Fidelity of Theoretical Knowledge
What do sense organs perceive compared to what actually exists in the external environment? Is nature a matter/antimatter/dark matter fluxing that, because of the barely stabilizing effects of carbon scaffolding in membranes, basically the structural framework of organic bodies thinly threaded into existence, humans model as a very narrowed subset of the states adopted by even the most indisputably real, experimentally verifiable substances? Are atoms, photons, particles, mass, even solids, liquids and gases, essentially instinctive analogies with our own biological cellularity, conceptually embodied as a physical world in deeply erroneous ways? Is all of atomic theory besides carbon backbones and phospholipid bilayers an illusion based on what we reflexively and more or less arbitrarily pick out from and inject into a thus far inconceivable reality as relevant to our own bodies? How unrepresentative are our intuitions, theories and technologies? How deeply can basic orthodoxy in physics and chemistry be subjected to revision?
Comments (2)
Atomic theory in its recognizable form is pretty recent (I don't count ancient atomists who were speculating in a vacuum). It was shaped and critically investigated through a lot of empirical probing. There were other contenders that fell by the wayside in the process. So no, I don't think it's just an artifact of a prescientific archetype. That's not to say that it is unassailable, and already in more fundamental physical models those atoms and particles have dissolved into quantum fields.

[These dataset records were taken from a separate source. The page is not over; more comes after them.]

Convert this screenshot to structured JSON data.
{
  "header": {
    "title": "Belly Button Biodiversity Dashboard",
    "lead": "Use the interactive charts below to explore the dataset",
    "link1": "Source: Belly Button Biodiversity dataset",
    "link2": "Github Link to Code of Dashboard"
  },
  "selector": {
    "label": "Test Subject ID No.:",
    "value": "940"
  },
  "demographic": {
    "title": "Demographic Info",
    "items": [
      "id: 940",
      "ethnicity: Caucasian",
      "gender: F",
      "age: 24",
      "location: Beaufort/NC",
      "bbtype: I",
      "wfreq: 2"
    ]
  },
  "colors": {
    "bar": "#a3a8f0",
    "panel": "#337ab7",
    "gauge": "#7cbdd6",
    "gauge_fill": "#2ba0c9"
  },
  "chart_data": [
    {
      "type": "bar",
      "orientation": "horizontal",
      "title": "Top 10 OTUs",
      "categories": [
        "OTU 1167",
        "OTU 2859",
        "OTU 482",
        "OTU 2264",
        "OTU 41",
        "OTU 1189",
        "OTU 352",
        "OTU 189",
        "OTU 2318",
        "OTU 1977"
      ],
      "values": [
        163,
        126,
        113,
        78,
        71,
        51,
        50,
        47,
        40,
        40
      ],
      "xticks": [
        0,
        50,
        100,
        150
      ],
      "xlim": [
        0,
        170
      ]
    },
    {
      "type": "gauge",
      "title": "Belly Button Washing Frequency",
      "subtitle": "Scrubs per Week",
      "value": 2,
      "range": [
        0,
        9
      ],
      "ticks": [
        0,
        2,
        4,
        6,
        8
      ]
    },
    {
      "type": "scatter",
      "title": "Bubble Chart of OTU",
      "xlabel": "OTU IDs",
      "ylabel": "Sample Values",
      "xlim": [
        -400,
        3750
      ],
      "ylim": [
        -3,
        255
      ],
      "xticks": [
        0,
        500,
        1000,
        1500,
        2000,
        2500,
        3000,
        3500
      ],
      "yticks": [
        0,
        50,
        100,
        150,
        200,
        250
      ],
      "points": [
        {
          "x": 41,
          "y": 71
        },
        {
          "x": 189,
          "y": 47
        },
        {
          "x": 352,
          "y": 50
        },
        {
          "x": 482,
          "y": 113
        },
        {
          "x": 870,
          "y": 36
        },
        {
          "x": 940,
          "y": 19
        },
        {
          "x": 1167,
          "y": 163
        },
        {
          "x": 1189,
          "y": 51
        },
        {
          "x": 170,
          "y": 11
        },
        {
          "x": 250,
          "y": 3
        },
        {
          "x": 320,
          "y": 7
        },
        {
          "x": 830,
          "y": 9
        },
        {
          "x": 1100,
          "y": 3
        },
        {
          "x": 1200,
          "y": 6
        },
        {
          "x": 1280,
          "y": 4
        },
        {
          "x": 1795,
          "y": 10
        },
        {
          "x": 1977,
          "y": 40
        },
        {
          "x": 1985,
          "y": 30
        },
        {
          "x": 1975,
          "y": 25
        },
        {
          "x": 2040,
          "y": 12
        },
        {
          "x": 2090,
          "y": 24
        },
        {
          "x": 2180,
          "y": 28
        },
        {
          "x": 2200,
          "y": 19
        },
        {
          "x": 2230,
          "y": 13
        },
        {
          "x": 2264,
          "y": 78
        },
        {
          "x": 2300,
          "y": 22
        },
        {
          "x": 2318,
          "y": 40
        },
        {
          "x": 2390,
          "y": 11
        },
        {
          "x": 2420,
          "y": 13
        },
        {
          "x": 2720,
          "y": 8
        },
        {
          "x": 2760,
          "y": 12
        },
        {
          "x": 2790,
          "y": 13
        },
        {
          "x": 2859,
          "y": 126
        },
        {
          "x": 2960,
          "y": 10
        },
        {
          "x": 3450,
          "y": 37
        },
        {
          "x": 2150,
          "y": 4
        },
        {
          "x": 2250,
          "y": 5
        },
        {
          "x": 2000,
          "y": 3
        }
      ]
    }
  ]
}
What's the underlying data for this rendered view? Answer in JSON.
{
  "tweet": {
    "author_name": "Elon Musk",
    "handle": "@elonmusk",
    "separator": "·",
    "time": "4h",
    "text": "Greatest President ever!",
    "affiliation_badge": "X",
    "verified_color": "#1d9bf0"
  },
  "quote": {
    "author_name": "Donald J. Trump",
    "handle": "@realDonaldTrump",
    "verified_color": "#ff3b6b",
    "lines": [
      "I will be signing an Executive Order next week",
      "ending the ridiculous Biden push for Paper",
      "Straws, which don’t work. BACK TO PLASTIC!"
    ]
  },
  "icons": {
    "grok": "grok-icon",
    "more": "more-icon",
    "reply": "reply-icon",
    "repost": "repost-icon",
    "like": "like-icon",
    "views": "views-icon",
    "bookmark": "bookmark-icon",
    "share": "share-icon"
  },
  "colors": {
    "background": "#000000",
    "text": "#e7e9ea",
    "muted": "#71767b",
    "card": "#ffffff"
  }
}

Where we have an understandable blind spot is with weakly-interacting entities, such as hypothetical WIMPs. Possibly other things as well, which we can't easily capture with our instruments in Earth conditions. But with all the wild variety of theoretical models that we have developed in various areas, I don't think that there is much chance that we are missing something obvious that is right in front of us just because we are stuck in some erroneous conceptual pit. Whatever it is that we are missing, we are probably missing for good reason.